66. The performance-related elements of remuneration should form an appropriate proportion of the total remuneration package of executive Directors and should be designed to promote the long term interests and viability of the Reporting Entity, to align their interests with those of Shareholders and other key stakeholders and to give these Directors appropriate incentives to perform at the highest levels.
67. Levels of remuneration for non-executive Directors should reflect the time commitment and responsibilities of their respective roles and the objectivity of judgement in the decision making required by them.

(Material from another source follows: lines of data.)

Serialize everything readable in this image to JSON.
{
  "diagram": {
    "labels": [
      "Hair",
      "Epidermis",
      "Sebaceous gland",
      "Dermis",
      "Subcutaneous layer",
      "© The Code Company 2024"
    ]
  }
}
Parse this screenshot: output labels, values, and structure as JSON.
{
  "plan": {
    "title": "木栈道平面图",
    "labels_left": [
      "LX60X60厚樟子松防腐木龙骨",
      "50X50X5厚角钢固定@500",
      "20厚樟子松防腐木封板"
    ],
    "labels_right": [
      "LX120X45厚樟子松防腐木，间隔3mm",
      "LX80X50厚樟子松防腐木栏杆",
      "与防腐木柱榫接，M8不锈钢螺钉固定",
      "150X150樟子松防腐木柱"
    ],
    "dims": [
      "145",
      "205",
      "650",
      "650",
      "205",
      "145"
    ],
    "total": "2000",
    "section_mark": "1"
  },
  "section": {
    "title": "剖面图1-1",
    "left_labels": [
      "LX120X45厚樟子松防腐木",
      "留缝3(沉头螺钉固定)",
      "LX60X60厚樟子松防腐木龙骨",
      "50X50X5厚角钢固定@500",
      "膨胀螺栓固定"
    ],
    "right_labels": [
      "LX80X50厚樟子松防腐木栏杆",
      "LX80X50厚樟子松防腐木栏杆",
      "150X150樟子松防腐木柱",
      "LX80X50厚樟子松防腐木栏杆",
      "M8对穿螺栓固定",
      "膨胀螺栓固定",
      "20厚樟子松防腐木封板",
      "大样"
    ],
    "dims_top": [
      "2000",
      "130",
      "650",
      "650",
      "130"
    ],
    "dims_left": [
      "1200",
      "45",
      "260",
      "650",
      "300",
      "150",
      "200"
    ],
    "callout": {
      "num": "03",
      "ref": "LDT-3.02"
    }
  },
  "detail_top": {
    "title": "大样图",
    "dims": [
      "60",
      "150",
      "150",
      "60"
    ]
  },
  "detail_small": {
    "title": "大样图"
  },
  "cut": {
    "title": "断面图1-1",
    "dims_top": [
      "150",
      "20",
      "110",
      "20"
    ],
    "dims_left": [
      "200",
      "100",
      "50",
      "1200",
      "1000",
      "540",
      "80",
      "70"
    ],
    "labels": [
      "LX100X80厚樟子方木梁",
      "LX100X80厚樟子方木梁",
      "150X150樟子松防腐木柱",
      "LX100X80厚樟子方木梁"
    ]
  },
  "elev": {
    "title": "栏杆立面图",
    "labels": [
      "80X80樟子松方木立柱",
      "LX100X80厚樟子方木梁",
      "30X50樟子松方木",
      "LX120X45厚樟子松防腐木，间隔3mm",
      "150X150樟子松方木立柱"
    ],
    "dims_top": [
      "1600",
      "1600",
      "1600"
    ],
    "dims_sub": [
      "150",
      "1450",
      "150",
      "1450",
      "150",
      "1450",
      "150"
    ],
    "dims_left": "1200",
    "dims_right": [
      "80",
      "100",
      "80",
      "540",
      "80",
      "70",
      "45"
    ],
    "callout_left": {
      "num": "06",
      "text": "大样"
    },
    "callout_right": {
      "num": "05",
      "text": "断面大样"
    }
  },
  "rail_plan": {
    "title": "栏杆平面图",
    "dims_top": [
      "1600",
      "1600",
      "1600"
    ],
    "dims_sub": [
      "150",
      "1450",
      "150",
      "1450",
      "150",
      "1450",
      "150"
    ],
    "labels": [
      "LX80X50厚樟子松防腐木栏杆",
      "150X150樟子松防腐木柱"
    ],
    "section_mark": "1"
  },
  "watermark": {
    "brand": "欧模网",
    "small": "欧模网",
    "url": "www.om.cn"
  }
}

In considering whether to grant Share options to non-executive Directors, a Reporting Entity should consider whether the granting of the Share options will impair the objectivity or independence of the non-executive Directors' decision making.
68. Generally, where non-executive Directors' remuneration includes Share options, rights resulting from the exercise of Share options should be subject to appropriate retention and vesting periods, generally until at least one year after the non-executive Director leaves the Board.
69. There should be a formal and transparent procedure for developing policies on executive remuneration and for fixing remuneration packages of individual Directors. No Director should decide his own remuneration, and ideally, all Directors' remuneration should be subject to recommendations of any internal remuneration committee, and otherwise upon the advice of an external consultant.